Tanden, who served in both the Obama and Clinton administrations and worked by Hillary Clinton’s side during her failed presidential campaign, has never been one to mince words with her foes on Twitter. She infamously deleted over a thousand tweets upon learning she would be subjected to the usual scrutiny leveled against cabinet nominees, having dubbed Republican senators “vampires” in the past and setting aside an especially virulent level of hate for her all-time nemesis, Independent Vermont Senator Bernie Sanders (who ran for president as a Democrat in 2016 and 2020), and his supporters.
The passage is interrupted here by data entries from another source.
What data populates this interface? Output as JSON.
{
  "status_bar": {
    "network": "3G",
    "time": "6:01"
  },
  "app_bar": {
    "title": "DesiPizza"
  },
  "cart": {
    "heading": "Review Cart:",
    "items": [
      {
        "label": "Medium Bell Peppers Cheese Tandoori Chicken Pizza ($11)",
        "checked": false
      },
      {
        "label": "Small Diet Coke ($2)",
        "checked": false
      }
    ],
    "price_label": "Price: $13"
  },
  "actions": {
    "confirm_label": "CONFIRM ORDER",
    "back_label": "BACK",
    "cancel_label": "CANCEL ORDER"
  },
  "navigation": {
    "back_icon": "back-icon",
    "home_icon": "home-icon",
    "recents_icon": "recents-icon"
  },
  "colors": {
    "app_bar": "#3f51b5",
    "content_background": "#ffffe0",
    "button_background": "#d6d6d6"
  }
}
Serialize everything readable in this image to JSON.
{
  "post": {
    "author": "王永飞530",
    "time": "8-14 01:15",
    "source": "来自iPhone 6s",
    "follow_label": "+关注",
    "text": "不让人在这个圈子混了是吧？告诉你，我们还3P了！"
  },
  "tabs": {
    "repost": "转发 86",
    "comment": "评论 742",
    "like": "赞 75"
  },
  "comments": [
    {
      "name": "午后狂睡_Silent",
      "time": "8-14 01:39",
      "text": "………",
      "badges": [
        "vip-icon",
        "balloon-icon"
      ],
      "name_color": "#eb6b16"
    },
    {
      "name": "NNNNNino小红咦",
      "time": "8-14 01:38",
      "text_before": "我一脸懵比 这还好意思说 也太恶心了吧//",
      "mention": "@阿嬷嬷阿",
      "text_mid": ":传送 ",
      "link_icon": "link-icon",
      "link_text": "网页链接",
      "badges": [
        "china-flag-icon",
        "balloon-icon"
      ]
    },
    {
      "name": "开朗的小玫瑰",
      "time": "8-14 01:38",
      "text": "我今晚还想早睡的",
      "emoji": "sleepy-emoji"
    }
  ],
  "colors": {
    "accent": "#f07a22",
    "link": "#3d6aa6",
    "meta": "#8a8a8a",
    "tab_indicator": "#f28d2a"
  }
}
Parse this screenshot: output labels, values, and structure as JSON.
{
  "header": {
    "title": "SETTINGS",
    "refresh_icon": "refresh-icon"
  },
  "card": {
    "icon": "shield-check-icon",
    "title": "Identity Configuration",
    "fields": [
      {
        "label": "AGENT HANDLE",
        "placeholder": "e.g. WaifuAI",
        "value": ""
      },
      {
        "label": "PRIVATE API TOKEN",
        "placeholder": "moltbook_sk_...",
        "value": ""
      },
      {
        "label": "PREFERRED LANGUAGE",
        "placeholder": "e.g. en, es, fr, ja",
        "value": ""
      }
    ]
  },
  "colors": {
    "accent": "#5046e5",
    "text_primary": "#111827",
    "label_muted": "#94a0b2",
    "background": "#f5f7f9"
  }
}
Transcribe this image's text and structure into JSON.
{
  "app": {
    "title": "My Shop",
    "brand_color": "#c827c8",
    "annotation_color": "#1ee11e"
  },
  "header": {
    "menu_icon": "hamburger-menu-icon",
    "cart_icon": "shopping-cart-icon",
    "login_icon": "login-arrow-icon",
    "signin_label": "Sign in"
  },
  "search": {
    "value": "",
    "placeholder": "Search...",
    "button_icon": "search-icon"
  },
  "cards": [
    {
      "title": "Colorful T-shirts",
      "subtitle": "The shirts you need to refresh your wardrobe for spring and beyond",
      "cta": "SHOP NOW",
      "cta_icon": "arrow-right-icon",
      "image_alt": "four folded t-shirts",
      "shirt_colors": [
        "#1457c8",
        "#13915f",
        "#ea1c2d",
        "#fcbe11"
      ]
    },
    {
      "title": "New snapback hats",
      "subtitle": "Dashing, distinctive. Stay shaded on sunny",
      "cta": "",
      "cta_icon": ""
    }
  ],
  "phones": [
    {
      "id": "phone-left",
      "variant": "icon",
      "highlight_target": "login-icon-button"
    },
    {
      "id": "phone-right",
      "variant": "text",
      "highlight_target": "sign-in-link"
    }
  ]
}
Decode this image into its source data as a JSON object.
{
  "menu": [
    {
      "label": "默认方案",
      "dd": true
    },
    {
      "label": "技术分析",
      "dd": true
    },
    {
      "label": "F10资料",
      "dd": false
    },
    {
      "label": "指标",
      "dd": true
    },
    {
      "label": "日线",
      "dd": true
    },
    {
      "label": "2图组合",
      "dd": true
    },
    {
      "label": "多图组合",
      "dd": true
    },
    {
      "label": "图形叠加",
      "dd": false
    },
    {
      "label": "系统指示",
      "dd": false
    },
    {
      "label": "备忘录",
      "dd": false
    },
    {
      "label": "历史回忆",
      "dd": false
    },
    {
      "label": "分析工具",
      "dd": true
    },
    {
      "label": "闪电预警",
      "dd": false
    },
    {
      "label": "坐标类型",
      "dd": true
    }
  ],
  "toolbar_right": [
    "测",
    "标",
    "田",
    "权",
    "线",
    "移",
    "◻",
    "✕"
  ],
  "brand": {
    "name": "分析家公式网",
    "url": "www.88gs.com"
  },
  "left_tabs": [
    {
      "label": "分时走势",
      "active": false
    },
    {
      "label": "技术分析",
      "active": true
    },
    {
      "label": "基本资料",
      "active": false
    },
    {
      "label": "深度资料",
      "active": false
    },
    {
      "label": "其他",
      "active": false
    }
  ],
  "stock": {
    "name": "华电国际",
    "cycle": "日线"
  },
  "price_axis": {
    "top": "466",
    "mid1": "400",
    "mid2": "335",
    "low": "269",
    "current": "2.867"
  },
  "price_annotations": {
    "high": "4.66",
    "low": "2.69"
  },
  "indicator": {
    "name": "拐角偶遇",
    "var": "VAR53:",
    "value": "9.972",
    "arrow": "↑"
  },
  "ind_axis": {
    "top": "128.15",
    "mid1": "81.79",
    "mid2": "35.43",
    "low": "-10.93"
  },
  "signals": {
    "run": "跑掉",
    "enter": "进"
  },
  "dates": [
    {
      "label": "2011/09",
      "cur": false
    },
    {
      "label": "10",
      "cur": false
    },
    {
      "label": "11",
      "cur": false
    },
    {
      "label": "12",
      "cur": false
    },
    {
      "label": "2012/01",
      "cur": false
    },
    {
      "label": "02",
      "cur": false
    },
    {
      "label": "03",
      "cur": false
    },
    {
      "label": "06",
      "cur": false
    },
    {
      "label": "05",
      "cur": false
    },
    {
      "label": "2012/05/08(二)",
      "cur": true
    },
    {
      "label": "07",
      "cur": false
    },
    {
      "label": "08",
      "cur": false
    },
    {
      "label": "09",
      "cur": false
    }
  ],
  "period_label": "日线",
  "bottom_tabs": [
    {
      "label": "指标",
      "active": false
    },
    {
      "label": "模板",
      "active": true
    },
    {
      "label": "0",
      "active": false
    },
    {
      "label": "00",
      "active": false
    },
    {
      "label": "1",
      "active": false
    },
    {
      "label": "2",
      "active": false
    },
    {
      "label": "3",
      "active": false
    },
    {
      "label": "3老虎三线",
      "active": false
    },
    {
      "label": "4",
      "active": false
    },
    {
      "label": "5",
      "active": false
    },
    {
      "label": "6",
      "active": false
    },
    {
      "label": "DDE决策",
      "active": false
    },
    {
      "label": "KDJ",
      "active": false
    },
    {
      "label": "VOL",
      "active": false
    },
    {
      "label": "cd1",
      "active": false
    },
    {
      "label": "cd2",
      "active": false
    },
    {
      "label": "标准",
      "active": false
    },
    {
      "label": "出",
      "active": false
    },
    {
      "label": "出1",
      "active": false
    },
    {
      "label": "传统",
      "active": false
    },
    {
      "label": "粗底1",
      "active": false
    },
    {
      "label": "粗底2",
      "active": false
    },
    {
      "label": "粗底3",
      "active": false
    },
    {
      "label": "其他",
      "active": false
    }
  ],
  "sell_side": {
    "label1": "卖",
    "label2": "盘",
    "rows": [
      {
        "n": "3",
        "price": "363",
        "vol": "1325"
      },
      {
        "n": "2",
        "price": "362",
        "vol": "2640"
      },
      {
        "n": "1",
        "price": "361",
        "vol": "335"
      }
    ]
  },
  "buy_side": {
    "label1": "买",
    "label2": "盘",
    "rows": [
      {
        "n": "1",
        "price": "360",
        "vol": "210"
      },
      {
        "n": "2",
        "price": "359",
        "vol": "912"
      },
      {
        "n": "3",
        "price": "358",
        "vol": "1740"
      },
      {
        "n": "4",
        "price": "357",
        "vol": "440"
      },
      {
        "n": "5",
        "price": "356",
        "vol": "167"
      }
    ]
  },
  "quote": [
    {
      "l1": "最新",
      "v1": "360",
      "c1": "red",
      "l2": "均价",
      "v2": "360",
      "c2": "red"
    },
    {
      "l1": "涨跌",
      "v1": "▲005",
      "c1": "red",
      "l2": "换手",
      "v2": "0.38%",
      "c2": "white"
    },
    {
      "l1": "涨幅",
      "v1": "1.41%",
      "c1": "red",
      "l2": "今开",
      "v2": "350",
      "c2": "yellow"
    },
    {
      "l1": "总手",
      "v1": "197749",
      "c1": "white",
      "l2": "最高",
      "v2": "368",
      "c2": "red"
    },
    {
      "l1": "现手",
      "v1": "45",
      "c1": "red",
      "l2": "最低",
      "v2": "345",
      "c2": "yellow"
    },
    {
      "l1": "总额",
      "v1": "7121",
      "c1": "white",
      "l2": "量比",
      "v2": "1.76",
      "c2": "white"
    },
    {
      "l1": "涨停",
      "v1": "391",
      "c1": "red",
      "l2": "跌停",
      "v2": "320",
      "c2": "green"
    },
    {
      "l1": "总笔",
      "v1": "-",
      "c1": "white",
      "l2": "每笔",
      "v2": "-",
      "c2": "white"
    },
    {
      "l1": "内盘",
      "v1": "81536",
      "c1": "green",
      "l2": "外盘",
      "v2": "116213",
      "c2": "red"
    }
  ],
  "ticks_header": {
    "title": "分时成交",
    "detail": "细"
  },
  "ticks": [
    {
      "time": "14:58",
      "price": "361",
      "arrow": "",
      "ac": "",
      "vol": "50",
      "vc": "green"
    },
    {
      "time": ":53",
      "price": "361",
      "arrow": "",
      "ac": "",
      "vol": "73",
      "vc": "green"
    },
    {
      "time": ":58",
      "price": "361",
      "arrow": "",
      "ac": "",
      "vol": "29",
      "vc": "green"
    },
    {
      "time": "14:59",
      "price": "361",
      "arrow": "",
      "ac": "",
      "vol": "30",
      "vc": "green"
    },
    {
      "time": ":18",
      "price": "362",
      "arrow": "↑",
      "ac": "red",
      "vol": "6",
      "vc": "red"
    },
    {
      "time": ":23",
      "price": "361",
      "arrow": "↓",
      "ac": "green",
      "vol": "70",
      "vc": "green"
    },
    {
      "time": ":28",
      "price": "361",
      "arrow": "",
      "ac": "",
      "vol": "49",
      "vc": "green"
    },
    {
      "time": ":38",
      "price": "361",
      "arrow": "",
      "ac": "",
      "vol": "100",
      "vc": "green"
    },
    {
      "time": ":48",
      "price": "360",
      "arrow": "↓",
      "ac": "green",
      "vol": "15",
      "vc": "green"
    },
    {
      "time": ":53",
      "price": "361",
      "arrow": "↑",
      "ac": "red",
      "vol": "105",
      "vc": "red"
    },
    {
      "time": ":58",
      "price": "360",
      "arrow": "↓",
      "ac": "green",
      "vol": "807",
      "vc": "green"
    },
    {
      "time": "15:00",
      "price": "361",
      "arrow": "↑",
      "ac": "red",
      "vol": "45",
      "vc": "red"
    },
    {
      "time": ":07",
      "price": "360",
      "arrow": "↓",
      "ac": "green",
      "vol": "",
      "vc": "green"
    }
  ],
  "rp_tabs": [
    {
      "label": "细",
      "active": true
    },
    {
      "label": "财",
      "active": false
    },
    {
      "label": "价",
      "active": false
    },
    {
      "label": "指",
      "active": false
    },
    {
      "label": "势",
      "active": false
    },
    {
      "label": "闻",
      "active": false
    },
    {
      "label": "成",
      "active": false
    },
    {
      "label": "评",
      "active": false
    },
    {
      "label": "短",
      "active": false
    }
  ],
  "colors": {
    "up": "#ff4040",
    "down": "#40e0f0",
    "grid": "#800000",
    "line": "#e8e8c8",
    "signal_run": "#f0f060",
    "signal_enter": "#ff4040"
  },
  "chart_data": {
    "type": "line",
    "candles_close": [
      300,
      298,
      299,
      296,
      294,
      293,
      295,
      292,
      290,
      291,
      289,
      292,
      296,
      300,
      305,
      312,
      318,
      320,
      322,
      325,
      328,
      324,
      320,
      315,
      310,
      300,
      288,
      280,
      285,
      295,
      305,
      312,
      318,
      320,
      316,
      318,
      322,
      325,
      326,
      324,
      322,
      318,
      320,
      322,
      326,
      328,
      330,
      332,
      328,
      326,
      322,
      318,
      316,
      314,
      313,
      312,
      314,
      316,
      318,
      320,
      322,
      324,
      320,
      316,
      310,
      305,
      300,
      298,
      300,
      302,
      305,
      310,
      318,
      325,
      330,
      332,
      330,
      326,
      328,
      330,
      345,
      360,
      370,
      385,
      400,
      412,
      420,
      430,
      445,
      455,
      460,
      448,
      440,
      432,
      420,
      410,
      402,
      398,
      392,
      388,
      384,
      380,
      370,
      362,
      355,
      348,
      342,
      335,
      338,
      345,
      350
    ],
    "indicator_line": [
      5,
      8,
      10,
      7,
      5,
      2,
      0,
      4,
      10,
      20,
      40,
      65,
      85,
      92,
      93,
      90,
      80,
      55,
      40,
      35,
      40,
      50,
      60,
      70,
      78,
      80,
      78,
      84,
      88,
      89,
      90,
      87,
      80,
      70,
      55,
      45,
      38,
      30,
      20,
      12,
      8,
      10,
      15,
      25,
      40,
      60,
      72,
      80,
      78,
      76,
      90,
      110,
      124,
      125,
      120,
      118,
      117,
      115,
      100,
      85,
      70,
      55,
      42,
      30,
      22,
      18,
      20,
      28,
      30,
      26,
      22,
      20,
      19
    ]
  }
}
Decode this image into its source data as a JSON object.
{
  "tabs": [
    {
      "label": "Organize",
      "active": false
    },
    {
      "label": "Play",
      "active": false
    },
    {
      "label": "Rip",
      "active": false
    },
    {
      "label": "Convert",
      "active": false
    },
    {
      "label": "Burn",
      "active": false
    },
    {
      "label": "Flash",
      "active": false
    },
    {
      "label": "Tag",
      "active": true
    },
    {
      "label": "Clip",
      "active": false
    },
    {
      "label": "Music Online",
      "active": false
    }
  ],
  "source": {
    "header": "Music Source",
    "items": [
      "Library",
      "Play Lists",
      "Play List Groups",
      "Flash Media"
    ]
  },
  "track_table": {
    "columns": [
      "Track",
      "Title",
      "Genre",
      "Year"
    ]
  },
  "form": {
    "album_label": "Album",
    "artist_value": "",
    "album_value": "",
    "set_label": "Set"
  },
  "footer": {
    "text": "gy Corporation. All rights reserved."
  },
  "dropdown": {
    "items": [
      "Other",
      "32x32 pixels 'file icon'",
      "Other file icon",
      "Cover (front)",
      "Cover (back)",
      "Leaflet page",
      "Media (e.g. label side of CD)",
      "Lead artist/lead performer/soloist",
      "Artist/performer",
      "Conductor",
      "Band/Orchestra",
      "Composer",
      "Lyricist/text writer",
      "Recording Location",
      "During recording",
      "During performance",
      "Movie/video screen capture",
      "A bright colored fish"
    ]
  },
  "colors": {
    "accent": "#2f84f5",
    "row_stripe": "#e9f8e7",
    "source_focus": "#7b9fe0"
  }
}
As president of the deep-pocketed think tank the Center for American Progress, which rakes in hefty sums from Big Business and Wall Street, Tanden was seen by critics as someone who came to represent the ultra-establishment wing of a Democratic Party, leaving no room for working class issues or efforts to rebuild the country’s shredded social safety net. If the administration is unable to get Tanden over the finish line, it might be content with Shalanda Young, a long-time congressional aide who was already on track to become deputy director of the OMB. If confirmed in Tanden’s place, Young would be the first black woman to hold the position.